The Widal Test’s propensity for erroneous results is obfuscating India’s typhoid burden, increasing expenses, and risking more antimicrobial resistance.


GS II: Science and technology

Widal Test Overview:

  • The Widal test is employed to diagnose typhoid fever, a bacterial infection caused by Salmonella Typhi, commonly transmitted through contaminated food or water.
  • Symptoms of typhoid fever include fatigue, high fever, headache, diarrhoea or constipation, abdominal pain, weight loss, and red spots, which overlap with other infections, complicating diagnosis without proper testing.
  • The test detects antibodies produced by the immune system against Salmonella Typhi in the patient’s blood sample.
  • It aids in diagnosing current or recent infections and determining previous exposure to typhoid.
  • Being a point-of-care test, it does not require specialized skills or infrastructure for implementation.
  • Developed in the late 1800s by a French physician, the Widal test has limitations and is no longer widely used due to its shortcomings, as highlighted by the World Health Organization (WHO).

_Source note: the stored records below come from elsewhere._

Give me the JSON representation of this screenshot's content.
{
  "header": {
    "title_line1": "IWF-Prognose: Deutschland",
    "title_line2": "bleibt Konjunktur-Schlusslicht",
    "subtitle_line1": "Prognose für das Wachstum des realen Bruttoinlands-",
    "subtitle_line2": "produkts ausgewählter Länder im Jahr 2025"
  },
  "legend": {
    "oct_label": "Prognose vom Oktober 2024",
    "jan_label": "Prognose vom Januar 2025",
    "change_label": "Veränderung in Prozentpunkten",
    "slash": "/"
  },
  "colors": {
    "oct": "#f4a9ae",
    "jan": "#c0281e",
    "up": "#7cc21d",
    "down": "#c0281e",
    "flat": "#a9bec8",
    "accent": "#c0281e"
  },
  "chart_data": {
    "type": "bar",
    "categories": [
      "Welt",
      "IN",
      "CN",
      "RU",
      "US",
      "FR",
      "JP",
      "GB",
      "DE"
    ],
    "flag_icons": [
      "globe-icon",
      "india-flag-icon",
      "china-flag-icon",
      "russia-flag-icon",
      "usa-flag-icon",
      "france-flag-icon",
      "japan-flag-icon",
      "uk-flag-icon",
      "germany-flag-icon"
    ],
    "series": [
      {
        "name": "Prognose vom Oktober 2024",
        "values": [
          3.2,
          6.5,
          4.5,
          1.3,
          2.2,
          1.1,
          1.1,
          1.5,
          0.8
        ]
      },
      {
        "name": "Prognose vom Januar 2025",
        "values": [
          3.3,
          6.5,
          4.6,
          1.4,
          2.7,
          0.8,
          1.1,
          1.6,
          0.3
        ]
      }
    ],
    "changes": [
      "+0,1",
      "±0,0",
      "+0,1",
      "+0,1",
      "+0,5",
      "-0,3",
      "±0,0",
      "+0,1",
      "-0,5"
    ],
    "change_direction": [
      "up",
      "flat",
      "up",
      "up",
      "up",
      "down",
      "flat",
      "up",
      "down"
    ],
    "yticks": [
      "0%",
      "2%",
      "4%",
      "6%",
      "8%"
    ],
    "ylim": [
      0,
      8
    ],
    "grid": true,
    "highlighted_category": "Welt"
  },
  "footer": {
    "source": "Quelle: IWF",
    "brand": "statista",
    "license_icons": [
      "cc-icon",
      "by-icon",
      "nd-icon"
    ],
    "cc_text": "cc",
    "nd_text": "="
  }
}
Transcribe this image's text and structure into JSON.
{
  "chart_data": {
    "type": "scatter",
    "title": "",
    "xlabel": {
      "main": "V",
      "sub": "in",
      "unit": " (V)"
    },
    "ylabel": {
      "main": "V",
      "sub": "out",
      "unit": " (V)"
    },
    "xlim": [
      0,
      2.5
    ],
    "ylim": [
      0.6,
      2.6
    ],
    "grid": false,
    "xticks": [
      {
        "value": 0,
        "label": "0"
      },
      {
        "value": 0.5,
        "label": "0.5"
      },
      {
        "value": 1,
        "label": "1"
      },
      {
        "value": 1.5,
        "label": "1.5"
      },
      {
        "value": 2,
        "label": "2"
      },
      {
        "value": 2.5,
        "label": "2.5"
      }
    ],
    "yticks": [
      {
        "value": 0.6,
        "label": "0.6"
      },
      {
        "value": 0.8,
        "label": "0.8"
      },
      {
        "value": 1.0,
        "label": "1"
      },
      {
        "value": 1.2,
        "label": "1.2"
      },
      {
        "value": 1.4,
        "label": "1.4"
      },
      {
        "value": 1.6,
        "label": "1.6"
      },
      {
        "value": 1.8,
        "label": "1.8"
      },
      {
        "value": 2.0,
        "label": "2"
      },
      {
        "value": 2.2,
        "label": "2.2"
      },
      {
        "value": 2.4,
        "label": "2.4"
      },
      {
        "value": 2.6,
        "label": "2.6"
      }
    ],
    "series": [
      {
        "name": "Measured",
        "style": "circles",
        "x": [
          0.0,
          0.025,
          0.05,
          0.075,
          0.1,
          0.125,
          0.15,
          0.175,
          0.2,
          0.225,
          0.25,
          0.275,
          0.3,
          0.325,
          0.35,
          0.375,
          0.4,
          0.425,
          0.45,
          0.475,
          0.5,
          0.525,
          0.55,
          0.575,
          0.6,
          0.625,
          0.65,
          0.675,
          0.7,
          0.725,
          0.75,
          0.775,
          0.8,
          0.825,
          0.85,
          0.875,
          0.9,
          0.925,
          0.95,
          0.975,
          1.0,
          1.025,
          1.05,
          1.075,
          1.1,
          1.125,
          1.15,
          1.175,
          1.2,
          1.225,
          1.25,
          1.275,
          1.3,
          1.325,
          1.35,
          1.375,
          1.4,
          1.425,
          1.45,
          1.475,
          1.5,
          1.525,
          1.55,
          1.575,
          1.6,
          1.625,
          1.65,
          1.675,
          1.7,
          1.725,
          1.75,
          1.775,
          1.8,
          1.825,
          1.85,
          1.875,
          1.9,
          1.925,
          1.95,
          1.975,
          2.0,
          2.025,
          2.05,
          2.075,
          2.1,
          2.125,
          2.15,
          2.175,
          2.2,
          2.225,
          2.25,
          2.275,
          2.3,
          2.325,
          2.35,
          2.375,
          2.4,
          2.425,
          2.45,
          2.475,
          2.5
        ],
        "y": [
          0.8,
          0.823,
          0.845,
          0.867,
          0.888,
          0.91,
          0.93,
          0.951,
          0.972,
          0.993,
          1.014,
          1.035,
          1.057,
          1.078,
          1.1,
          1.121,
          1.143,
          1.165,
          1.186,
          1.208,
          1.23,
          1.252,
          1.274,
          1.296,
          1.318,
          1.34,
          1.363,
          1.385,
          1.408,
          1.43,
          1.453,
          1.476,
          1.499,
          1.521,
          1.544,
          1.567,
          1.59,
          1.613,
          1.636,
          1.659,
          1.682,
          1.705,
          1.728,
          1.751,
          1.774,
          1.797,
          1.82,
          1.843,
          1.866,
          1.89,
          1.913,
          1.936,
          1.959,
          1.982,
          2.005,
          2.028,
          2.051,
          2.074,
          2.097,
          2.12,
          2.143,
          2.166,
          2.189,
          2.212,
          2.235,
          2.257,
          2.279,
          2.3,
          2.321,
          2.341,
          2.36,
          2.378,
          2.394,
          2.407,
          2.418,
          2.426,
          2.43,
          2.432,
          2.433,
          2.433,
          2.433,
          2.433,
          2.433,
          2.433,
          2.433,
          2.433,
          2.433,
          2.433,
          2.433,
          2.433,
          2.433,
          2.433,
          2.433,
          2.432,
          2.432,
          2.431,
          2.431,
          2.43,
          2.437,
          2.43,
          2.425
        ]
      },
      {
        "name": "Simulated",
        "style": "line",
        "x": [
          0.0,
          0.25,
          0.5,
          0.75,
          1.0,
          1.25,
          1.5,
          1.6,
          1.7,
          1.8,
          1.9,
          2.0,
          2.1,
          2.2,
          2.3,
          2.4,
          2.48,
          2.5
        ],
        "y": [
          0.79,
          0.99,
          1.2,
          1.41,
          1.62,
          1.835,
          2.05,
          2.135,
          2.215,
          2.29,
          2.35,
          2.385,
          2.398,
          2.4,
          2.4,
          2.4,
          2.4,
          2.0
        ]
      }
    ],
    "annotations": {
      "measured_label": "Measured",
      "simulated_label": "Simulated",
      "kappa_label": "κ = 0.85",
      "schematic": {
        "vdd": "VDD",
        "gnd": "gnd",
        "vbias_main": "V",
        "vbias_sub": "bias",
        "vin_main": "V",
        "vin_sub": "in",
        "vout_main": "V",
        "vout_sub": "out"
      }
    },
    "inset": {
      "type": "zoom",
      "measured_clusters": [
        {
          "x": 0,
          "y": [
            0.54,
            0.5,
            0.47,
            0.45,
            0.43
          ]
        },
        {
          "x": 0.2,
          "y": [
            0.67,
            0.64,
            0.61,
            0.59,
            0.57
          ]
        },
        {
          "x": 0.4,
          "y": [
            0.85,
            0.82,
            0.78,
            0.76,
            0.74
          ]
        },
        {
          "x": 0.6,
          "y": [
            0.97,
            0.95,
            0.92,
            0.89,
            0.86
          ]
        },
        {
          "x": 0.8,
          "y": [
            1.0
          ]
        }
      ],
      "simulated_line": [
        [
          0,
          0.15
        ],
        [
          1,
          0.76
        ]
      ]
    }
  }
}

Limitations of the Widal Test:

  • A single positive result does not definitively confirm a typhoid infection, nor does a negative result exclude it.
  • Diagnosis of an active infection typically requires testing of at least two serum samples taken 7-14 days apart to detect changes in antibody concentrations, which can be challenging and time-consuming.
  • In regions with a high typhoid burden, baseline antibody levels may be present, complicating result interpretation without established cutoff values.
  • Reagents used in the Widal test may cross-react with antibodies from other infections or vaccinations, leading to false positives.
  • Previous antibiotic therapy can alter antibody levels, potentially yielding false-negative results.